Logiciel malveillant BlackLotus
Une menace malveillante que les chercheurs en cybersécurité décrivent comme "presque indétectable" a été confirmée comme étant proposée à la vente sur des forums de pirates. Suivi sous le nom de BlackLotus, le logiciel malveillant peut infecter les niveaux les plus fondamentaux d'un ordinateur et devenir extrêmement difficile à supprimer. En fait, ses capacités le placent à égalité avec les outils menaçants observés dans le cadre de l'arsenal des groupes de piratage parrainés par l'État et des APT (Advanced Persistent Threats). Apparemment, les cybercriminels intéressés pourraient obtenir une licence auprès des créateurs de la menace pour 5 000 $.

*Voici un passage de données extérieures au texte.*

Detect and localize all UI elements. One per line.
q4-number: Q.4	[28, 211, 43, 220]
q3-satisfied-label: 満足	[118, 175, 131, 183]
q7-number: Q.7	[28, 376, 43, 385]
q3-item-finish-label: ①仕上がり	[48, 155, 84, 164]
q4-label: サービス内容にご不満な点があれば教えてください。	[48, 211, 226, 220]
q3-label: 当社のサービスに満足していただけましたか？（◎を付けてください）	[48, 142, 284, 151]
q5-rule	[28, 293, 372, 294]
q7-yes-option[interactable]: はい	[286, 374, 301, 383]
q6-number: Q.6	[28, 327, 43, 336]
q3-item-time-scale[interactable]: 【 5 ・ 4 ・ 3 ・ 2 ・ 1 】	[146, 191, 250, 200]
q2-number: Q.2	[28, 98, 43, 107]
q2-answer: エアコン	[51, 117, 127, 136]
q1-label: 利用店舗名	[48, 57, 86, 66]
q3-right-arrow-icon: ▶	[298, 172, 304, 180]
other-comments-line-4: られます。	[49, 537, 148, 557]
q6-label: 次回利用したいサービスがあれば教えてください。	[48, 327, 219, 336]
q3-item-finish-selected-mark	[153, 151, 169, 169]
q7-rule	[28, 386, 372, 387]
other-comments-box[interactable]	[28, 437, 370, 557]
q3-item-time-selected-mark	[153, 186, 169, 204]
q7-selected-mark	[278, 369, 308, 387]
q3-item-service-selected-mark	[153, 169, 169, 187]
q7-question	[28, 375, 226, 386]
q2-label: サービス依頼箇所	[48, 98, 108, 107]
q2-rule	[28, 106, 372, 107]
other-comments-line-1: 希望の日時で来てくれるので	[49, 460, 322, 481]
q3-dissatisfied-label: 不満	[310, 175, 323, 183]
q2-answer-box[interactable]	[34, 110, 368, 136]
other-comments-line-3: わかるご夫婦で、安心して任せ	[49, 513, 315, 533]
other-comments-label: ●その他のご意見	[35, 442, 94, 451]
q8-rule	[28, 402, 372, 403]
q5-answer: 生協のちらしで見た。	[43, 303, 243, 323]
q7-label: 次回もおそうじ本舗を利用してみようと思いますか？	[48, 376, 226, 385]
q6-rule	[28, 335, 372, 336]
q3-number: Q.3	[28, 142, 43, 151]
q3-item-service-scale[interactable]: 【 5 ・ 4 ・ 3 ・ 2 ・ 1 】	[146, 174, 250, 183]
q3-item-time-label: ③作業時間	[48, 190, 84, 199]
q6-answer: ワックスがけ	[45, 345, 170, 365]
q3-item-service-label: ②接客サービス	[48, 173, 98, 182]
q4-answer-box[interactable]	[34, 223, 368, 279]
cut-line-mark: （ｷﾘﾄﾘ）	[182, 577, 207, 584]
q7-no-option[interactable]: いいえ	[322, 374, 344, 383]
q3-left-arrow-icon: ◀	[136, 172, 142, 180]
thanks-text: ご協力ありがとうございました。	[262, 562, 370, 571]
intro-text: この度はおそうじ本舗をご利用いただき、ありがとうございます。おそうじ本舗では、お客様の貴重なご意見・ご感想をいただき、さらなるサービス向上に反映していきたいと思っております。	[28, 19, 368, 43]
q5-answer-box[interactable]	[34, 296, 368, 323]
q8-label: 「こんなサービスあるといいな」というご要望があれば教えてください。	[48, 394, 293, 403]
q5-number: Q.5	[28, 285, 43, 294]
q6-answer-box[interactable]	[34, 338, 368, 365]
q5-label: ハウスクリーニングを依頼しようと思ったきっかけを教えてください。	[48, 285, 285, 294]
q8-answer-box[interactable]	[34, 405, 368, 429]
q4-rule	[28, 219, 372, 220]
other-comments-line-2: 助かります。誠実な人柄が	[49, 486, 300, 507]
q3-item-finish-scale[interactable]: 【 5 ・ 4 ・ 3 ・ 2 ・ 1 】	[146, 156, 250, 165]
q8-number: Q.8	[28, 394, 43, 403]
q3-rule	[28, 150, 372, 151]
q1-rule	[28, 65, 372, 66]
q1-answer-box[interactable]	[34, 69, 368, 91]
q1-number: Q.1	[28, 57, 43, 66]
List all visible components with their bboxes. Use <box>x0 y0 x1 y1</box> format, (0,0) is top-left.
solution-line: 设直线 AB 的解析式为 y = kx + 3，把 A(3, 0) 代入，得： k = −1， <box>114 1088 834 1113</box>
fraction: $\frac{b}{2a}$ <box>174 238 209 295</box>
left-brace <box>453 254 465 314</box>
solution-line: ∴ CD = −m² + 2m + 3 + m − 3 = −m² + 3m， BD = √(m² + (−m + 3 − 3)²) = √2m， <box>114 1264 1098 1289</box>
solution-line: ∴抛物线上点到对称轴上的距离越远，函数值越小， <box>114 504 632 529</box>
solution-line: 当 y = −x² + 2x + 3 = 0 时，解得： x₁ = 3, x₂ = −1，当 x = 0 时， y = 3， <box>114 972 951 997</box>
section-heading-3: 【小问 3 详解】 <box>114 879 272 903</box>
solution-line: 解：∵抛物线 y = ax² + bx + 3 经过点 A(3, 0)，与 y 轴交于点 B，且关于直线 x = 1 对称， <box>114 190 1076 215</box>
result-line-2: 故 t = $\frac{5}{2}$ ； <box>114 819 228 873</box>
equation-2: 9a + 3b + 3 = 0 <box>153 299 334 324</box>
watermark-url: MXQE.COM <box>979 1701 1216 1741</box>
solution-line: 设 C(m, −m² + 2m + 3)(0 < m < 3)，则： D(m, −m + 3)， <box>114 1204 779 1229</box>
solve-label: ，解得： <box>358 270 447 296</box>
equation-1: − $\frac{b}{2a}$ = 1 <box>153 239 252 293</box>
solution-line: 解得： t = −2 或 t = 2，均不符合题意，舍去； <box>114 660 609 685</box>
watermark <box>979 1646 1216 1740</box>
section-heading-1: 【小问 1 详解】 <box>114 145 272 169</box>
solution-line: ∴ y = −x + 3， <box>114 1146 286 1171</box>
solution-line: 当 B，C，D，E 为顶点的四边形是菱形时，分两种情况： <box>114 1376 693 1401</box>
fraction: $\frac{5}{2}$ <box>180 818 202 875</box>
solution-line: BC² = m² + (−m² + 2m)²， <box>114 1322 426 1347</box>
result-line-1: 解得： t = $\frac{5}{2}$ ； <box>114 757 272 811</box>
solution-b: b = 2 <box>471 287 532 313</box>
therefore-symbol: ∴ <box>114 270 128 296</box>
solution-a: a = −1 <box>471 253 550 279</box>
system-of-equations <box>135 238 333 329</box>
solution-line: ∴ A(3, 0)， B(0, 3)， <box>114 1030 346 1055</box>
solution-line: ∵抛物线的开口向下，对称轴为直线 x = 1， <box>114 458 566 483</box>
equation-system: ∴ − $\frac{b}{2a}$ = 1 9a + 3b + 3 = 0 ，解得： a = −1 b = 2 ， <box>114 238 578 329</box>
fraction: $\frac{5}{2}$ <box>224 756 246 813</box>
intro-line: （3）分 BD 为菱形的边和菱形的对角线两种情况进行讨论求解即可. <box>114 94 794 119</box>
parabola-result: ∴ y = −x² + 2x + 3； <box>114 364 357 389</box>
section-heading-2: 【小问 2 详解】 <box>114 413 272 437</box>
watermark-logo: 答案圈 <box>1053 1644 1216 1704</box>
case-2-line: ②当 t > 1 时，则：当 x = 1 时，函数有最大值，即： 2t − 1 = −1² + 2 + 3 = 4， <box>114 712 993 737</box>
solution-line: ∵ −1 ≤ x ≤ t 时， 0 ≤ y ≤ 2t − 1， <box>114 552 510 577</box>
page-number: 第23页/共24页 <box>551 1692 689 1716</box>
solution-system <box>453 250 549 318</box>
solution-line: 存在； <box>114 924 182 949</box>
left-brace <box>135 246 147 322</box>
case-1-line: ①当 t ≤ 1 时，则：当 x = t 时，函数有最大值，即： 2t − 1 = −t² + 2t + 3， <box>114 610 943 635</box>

Infection à l'état de démarrage le plus bas
BlackLotus est décrit comme un kit de démarrage UEFI (Unified Extensible Firmware Interface). UEFI est une spécification largement utilisée qui décrit un logiciel dédié à faciliter la communication entre le système d'exploitation (système d'exploitation) et le micrologiciel. À son tour, le micrologiciel est le logiciel qui fournit un contrôle de bas niveau des composants matériels du système. UEFI a remplacé le micrologiciel de démarrage du BIOS (Basic Input/Output System). En bref, UEFI est l'une des premières choses qui démarrent lorsqu'un ordinateur est allumé et précède le démarrage du noyau et du système d'exploitation. Selon le vendeur, les fonctionnalités menaçantes du logiciel malveillant BlackLotus incluent le contournement du démarrage sécurisé, la protection RingO/Kernel contre la suppression et la possibilité de démarrer en mode sans échec.
Des fonctionnalités encore plus menaçantes
Cependant, BlackLotus, apparemment, est également équipé de fonctionnalités anti-VM, anti-débogage et d'obfuscation de code pour empêcher toute tentative d'analyse potentielle. Le développeur de la menace déclare que BlackLotus est entièrement indétectable par les solutions de sécurité anti-malware car il s'exécute caché dans un processus légitime sous le compte SYSTEM de l'appareil piraté. Les attaquants pourraient également utiliser la menace pour désactiver plusieurs protections de sécurité intégrées à Windows, telles que HVCI (Hypervisor-Protected Code Integrity), UAC (User Account Control) et même Microsoft Defender (anciennement Windows Defender).
Traiter BlackLotus en l'ajoutant à la capacité de révocation UEFI ne fournira pas non plus de résultats significatifs, car la vulnérabilité exploitée peut être trouvée dans des centaines de chargeurs de démarrage qui sont actuellement encore utilisés.